Energy Solutions for All: Promotion Cooperation, Innovation and Investment.

The Twentieth Congress was held in Doha from  4-9 December 2011  under the patronage of His Highness Sheikh Hamad Bin Khalifa Al Thani, Emir of the State of Qatar. The theme of the Congress – Energy Solutions for All: Promoting Cooperation, Innovation and Investment – provided an excellent opportunity for delegates to discuss how the petroleum industry will meet the energy challenges of the 21st century.

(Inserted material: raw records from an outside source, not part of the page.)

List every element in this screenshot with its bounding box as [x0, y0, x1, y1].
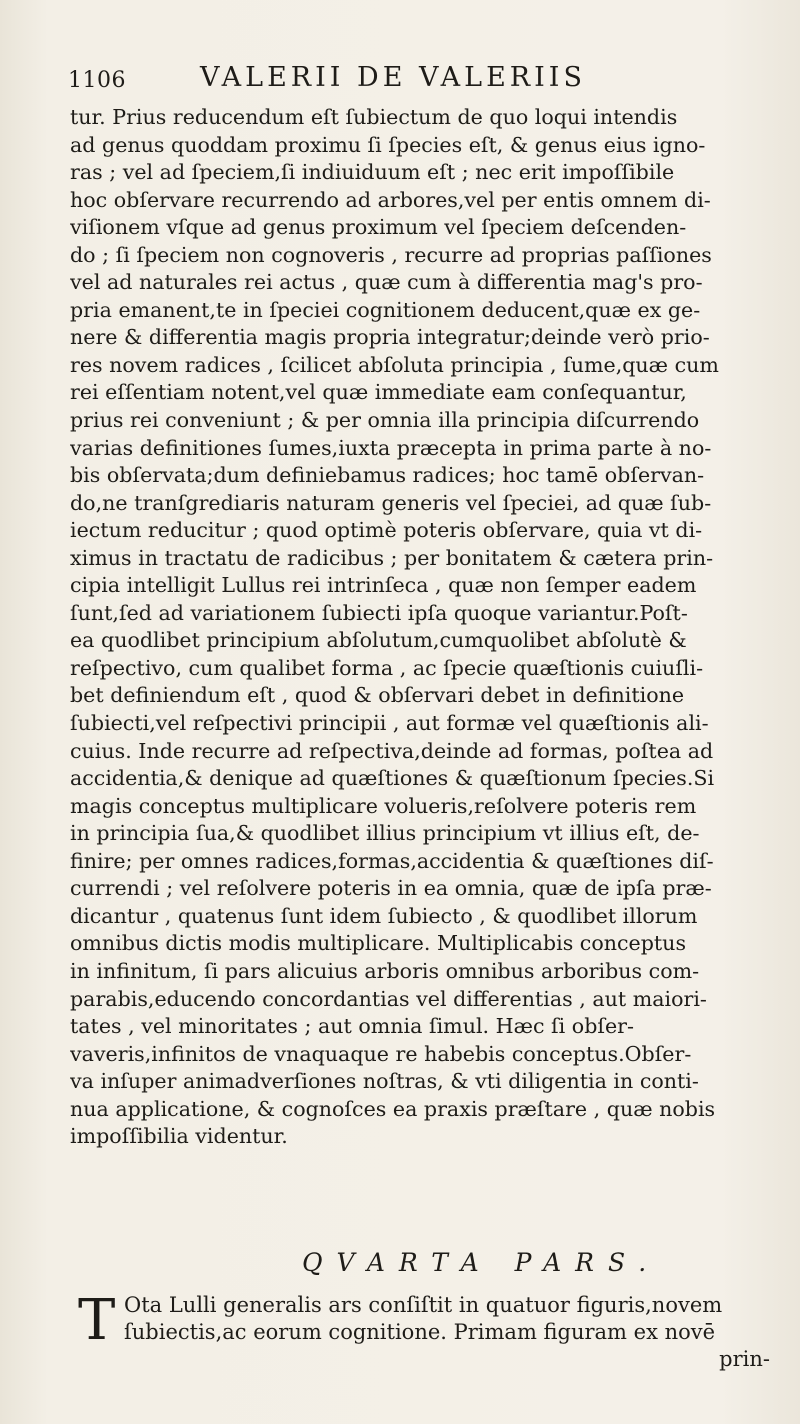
text-line: hoc obſervare recurrendo ad arbores,vel per entis omnem di-	[70, 187, 711, 212]
section-intro	[78, 1288, 778, 1373]
drop-cap: T	[78, 1288, 116, 1353]
text-line: bet definiendum eſt , quod & obſervari debet in definitione	[70, 683, 685, 708]
text-line: do,ne tranſgrediaris naturam generis vel ſpeciei, ad quæ ſub-	[70, 490, 712, 515]
section-heading: QVARTA PARS.	[302, 1248, 661, 1277]
page-header	[0, 62, 800, 102]
text-line: parabis,educendo concordantias vel differentias , aut maiori-	[70, 986, 707, 1011]
text-line: ſunt,ſed ad variationem ſubiecti ipſa quoque variantur.Poſt-	[70, 600, 688, 625]
text-line: vaveris,infinitos de vnaquaque re habebis conceptus.Obſer-	[70, 1041, 692, 1066]
text-line: in infinitum, ſi pars alicuius arboris omnibus arboribus com-	[70, 958, 700, 983]
text-line: va inſuper animadverſiones noſtras, & vti diligentia in conti-	[70, 1069, 699, 1094]
text-line: iectum reducitur ; quod optimè poteris obſervare, quia vt di-	[70, 518, 703, 543]
text-line: magis conceptus multiplicare volueris,reſolvere poteris rem	[70, 793, 697, 818]
main-text	[70, 104, 775, 1151]
intro-line-catchword: prin-	[719, 1347, 770, 1371]
text-line: pria emanent,te in ſpeciei cognitionem deducent,quæ ex ge-	[70, 297, 701, 322]
text-line: in principia ſua,& quodlibet illius principium vt illius eſt, de-	[70, 821, 700, 846]
text-line: ras ; vel ad ſpeciem,ſi indiuiduum eſt ; nec erit impoſſibile	[70, 160, 675, 185]
text-line: currendi ; vel reſolvere poteris in ea omnia, quæ de ipſa præ-	[70, 876, 712, 901]
text-line: rei eſſentiam notent,vel quæ immediate eam conſequantur,	[70, 380, 687, 405]
running-head: VALERII DE VALERIIS	[200, 62, 586, 93]
text-line: cipia intelligit Lullus rei intrinſeca , quæ non ſemper eadem	[70, 573, 697, 598]
text-line: ad genus quoddam proximu ſi ſpecies eſt, & genus eius igno-	[70, 132, 706, 157]
text-line: accidentia,& denique ad quæſtiones & quæſtionum ſpecies.Si	[70, 766, 715, 791]
text-line: nua applicatione, & cognoſces ea praxis præſtare , quæ nobis	[70, 1096, 716, 1121]
text-line: tur. Prius reducendum eſt ſubiectum de quo loqui intendis	[70, 105, 678, 129]
text-line: finire; per omnes radices,formas,accidentia & quæſtiones diſ-	[70, 848, 714, 873]
text-line: prius rei conveniunt ; & per omnia illa principia diſcurrendo	[70, 408, 700, 433]
text-line: viſionem vſque ad genus proximum vel ſpeciem deſcenden-	[70, 215, 687, 240]
text-line: do ; ſi ſpeciem non cognoveris , recurre ad proprias paſſiones	[70, 242, 712, 267]
text-line: ximus in tractatu de radicibus ; per bonitatem & cætera prin-	[70, 545, 714, 570]
text-line: nere & differentia magis propria integratur;deinde verò prio-	[70, 325, 710, 350]
text-line: tates , vel minoritates ; aut omnia ſimul. Hæc ſi obſer-	[70, 1014, 634, 1039]
intro-line: Ota Lulli generalis ars conſiſtit in quatuor figuris,novem	[124, 1293, 723, 1317]
text-line: ea quodlibet principium abſolutum,cumquolibet abſolutè &	[70, 628, 687, 653]
text-line: varias definitiones ſumes,iuxta præcepta in prima parte à no-	[70, 435, 712, 460]
text-line: vel ad naturales rei actus , quæ cum à differentia mag's pro-	[70, 270, 703, 295]
text-line: impoſſibilia videntur.	[70, 1124, 288, 1149]
text-line: cuius. Inde recurre ad reſpectiva,deinde ad formas, poſtea ad	[70, 738, 714, 763]
intro-line: ſubiectis,ac eorum cognitione. Primam figuram ex novē	[124, 1320, 716, 1344]
text-line: bis obſervata;dum definiebamus radices; hoc tamē obſervan-	[70, 463, 705, 488]
text-line: omnibus dictis modis multiplicare. Multiplicabis conceptus	[70, 931, 687, 956]
text-line: res novem radices , ſcilicet abſoluta principia , ſume,quæ cum	[70, 352, 719, 377]
text-line: ſubiecti,vel reſpectivi principii , aut formæ vel quæſtionis ali-	[70, 711, 709, 736]
text-line: reſpectivo, cum qualibet forma , ac ſpecie quæſtionis cuiuſli-	[70, 655, 704, 680]
page-number: 1106	[68, 68, 126, 93]
text-line: dicantur , quatenus ſunt idem ſubiecto , & quodlibet illorum	[70, 903, 698, 928]
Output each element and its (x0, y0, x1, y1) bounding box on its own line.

The key themes of the 20th Congress: how delivering clean energy to global markets.

The Exhibition organized in two sections: the Global Business Opportunities Centre and The World Petroleum Exhibition

These They will also feature key attractions such as the Social Responsibility Global Village, the Youth Lounge, the Poster Plaza and the Media Village. In fact, this is the only global exhibition dedicated to the oil, gas and energy industry.

Over 5,000 delegates  from 94 countries were at the  20th WPC.